According to the authors, a previously unreported U.S. Southern Command
policy statement dated Aug. 6, 2002, instructs health-care providers that
communications from "enemy persons under U.S. control" at Guantanamo "are
not confidential and are not subject to the assertion of privileges" by
detainees.

That policy memorandum also tells medical personnel they should "convey
any information concerning ... the accomplishment of a military or
national security mission ... obtained from detainees in the course of
treatment to non-medical military or other U.S. personnel who have an
apparent need to know the information," the authors found. The only limit
on the policy is that caregivers cannot themselves act as interrogators,
the authors say. But since the policy calls on caregivers to hand over
information they think might be valuable, they are, in effect, part of
Guantanamo's surveillance network and "dissolving the Pentagon's purported
separation between intelligence gathering and patient care," they write.

"An internal, May 24, 2005, memo from the Army Medical Command, offering
guidance to caregivers responsible for detainees, refers to the
`interpretation of relevant excerpts from medical records' for the purpose
of `assistance with the interrogation process.'"
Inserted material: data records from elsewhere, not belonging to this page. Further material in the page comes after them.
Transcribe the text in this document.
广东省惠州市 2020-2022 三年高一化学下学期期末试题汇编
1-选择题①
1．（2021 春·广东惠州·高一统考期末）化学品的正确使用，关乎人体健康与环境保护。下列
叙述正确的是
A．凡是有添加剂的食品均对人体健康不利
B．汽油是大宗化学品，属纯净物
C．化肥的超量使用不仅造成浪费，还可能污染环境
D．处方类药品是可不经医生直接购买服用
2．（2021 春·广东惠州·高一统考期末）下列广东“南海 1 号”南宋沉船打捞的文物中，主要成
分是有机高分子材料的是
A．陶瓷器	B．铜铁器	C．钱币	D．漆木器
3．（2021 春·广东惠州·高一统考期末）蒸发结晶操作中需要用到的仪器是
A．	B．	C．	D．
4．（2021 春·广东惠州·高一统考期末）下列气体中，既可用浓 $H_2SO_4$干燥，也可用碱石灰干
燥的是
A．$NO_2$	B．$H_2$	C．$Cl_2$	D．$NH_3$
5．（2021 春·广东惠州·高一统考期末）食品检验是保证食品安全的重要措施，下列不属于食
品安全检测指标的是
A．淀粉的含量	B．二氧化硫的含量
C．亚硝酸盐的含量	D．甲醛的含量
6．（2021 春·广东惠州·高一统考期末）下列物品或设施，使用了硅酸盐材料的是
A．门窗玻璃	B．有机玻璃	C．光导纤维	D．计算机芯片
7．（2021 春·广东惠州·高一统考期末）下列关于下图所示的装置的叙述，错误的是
The authors obtained the memo from a military source.

The article states that at Guantanamo, the "fear-and-anxiety" approach to
interrogation was often favoured.

"The cruel and degrading measures taken by some, in violation of
international human rights law and the laws of war, have become a matter
of national shame," Bloche and Marks observe.

"The global political fallout from such abuse may pose more of a threat to
U.S. security than any secrets still closely held by shackled internees at
Guantanamo Bay," they add.

Canada's only known detainee in Guantanamo Bay is 18-year-old Omar Khadr.
Documents filed in a Canadian court this week included two psychiatric
assessments that concluded the teenager has a serious mental disorder and
is at a high risk for suicide.

Khadr is the second youngest son of Ahmed Said Khadr, who was considered
before his death in 2003 to be Canada's highest-ranking Al Qaeda financier
with close ties to Osama bin Laden.

Omar Khadr was 15 when he was shot three times and captured at a suspected
Al Qaeda compound in Afghanistan in July 2002, following a gun battle with
U.S. troops.

In February, his U.S. lawyer told reporters the teenager had been used as
a human mop to clean urine on the floor and had been beaten, threatened
with rape and tied up for hours in painful positions at Guantanamo Bay.


Khadr's Canadian lawyer Dennis Edney said yesterday he has regularly
raised concerns with Ottawa about the teen's treatment at Guantanamo and
use of his client's medical records.

"This conduct is a blatant disregard by both Canada and the U.S. to
recognize the special status international treaties and human rights law
accords children and youths," Edney said yesterday.

On Tuesday, the Bush administration rejected a proposal to create an
independent commission to investigate abuses of detainees at Guantanamo
Bay. White House spokesperson Scott McClellan said the Pentagon has
already launched 10 major investigations into allegations of abuse and the
system was working well.

Mulugeta Abai, executive director of the Canadian Centre for Victims of
Torture in Toronto, wasn't surprised by the journal report. "This is
practised globally," he said. "This is very frustrating. A superpower that
is considered a leader in many ways is losing its moral authority now,
completely."

The New England Journal of Medicine is the second respected journal to
criticize U.S. interrogation techniques.

The British medical journal The Lancet reported in August, 2004, that U.S.
military doctors violated medical ethics as part of the interrogation
regime at Iraq's Abu Ghraib prison.

"Not only were (they) aware of human rights abuses, they were actually
complicit in them," University of Minnesota professor Steven Miles, who
wrote the report, told the Toronto Star's Sandro Contenta. A Lancet
editorial urged health-care workers to "now break their silence."